Wendelin Wiedeking organiza uma viagem ao Japão com engenheiros e trabalhadores para visitar as fábricas da Toyota, Nissan e Honda. Os japoneses mostraram abertamente quais eram seus métodos de trabalho e, em viagens posteriores, a empresa de Zuffenhausen descobriu onde eles se encontravam em relação aos disciplinados e eficientes fabricantes japoneses.
Cerca de 20% dos componentes chegavam com três dias de atraso na Porsche, enquanto que um terço das entregas não tinha a quantidade solicitada e 10.000 peças por milhão eram defeituosas. Em comparação, a Toyota recebia todas as entregas dentro do prazo, com o número de componentes acordado e havia apenas 5 peças defeituosas por milhão de unidades. Neste ano de 1992, Wiedeking acaba sucedendo Bohn à frente da empresa.
A segunda figura chave nesta história é a de Taiichi Ohno. Este engenheiro industrial japonês foi o responsável em projetar o sistema de produção da Toyota, conhecido como ‘Just in Time’, após a Segunda Guerra Mundial, e de colocá-lo em prática na década de 1960. Este método acabaria se estendendo a todas às marcas japonesas e contribuiria para o desenvolvimentismo da indústria do Japão na segunda metade do século XX.

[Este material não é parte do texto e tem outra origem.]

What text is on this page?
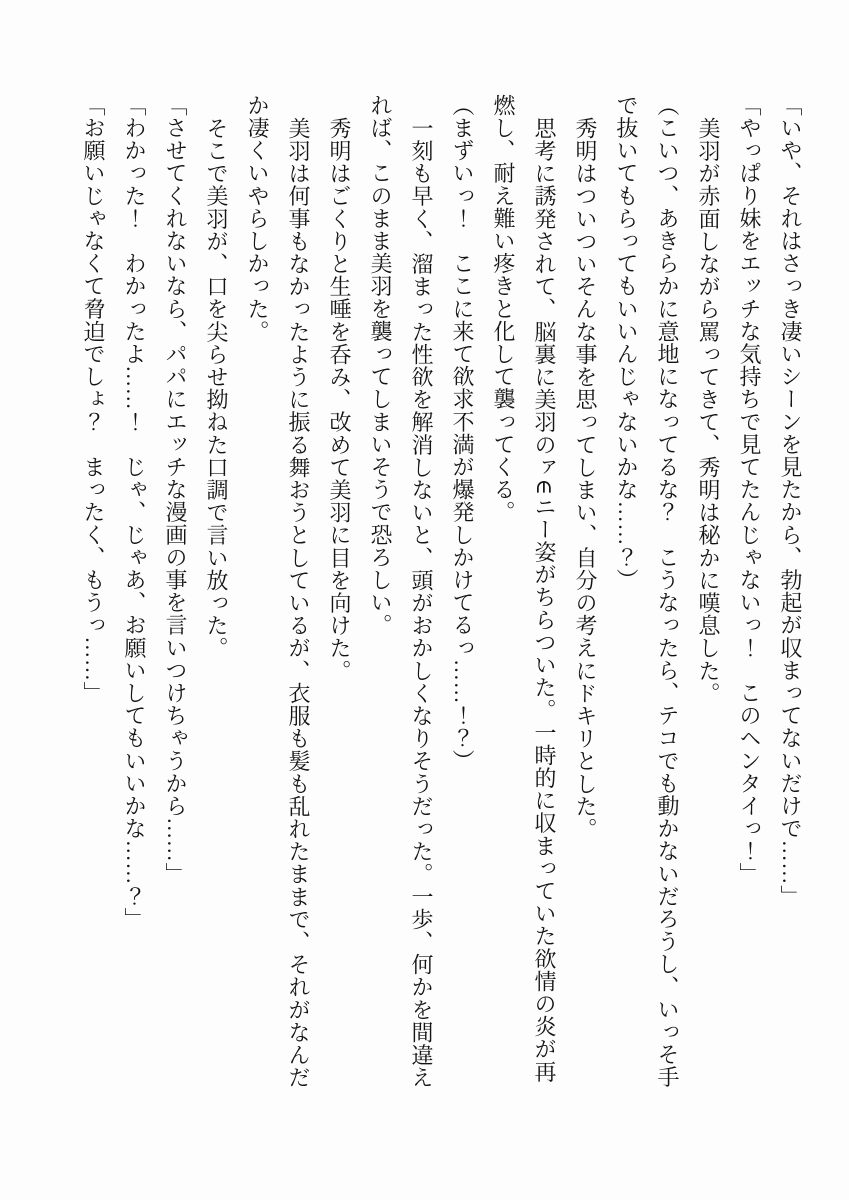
「いや、それはさっき凄いシーンを見たから、勃起が収まってないだけで……」

「やっぱり妹をエッチな気持ちで見てたんじゃないっ！　このヘンタイっ！」

美羽が赤面しながら罵ってきて、秀明は秘かに嘆息した。

（こいつ、あきらかに意地になってるな？　こうなったら、テコでも動かないだろうし、いっそ手で抜いてもらってもいいんじゃないかな……？）

秀明はついついそんな事を思ってしまい、自分の考えにドキリとした。

思考に誘発されて、脳裏に美羽のァ∈ニー姿がちらついた。一時的に収まっていた欲情の炎が再燃し、耐え難い疼きと化して襲ってくる。

（まずいっ！　ここに来て欲求不満が爆発しかけてるっ……！？）

一刻も早く、溜まった性欲を解消しないと、頭がおかしくなりそうだった。一歩、何かを間違えれば、このまま美羽を襲ってしまいそうで恐ろしい。

秀明はごくりと生唾を呑み、改めて美羽に目を向けた。

美羽は何事もなかったように振る舞おうとしているが、衣服も髪も乱れたままで、それがなんだか凄くいやらしかった。

そこで美羽が、口を尖らせ拗ねた口調で言い放った。

「させてくれないなら、パパにエッチな漫画の事を言いつけちゃうから……」

「わかった！　わかったよ……！　じゃ、じゃあ、お願いしてもいいかな……？」

「お願いじゃなくて脅迫でしょ？　まったく、もうっ……」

Ohno tinha três discípulos: Yoshiki Iwata, Chihiro Nakao e Akira Takenawa. Juntos, fundaram a consultoria Shingijutsu Global Consulting (SGC) em 1987, com o objetivo de promover o sistema de produção da Toyota de Taiichi Ohno em todo o mundo. A SGC ofereceu seus serviços de consultoria para cerca de 160 clientes em todo o mundo, incluindo indústrias como a automobilística, a eletrônica e a gráfica.
Wiedeking finalmente contrata, não sem antes insistir em diversas ocasiões diante das constantes negativas, os serviços da SGC. Decide trazer os japoneses para fazer uma visita à fábrica da Porsche e o que eles encontraram não agradou em nada. “Onde está a fábrica? Isso é um armazém. Não vejo trabalhadores, apenas macacos trepando por algumas prateleiras”, perguntou Chihiro Nakao na primeira vez que chegou à planta de Zuffenhausen.
A Porsche havia instalado algumas prateleiras recentemente, de 2.5 metros de altura, onde podiam armazenar peças para 28 dias de produção de automóveis. “Era um túnel escuro onde os trabalhadores passavam a metade do tempo subindo e descendo para pegar peças”, comentou Nakao.
O método ‘Just in Time’ japonês
Os ex-funcionários da Toyota sugeriram à Porsche que diminuísse as prateleiras para 1.3 metros de altura e reduziram assim o tempo que os trabalhadores passavam subindo e descendo escadas para obter as peças. Os membros da consultoria japonesa impuseram o método ‘Just in Time’ que evitava que se armazenasse um grande estoque de peças, o que ocupava espaço, requeria manutenção e consumia energia.
Assim, o número de peças disponíveis foi reduzido de 28 para 7 dias de produção, o que provocou uma mudança na relação da Porsche com seus fornecedores. Além disso, foram aperfeiçoados os percursos que os trabalhadores deviam fazer na linha de montagem. Esta melhoria logo se refletiu na velocidade da montagem, reduzindo a um terço o tempo necessário para fabricar um Porsche 911 em apenas um ano.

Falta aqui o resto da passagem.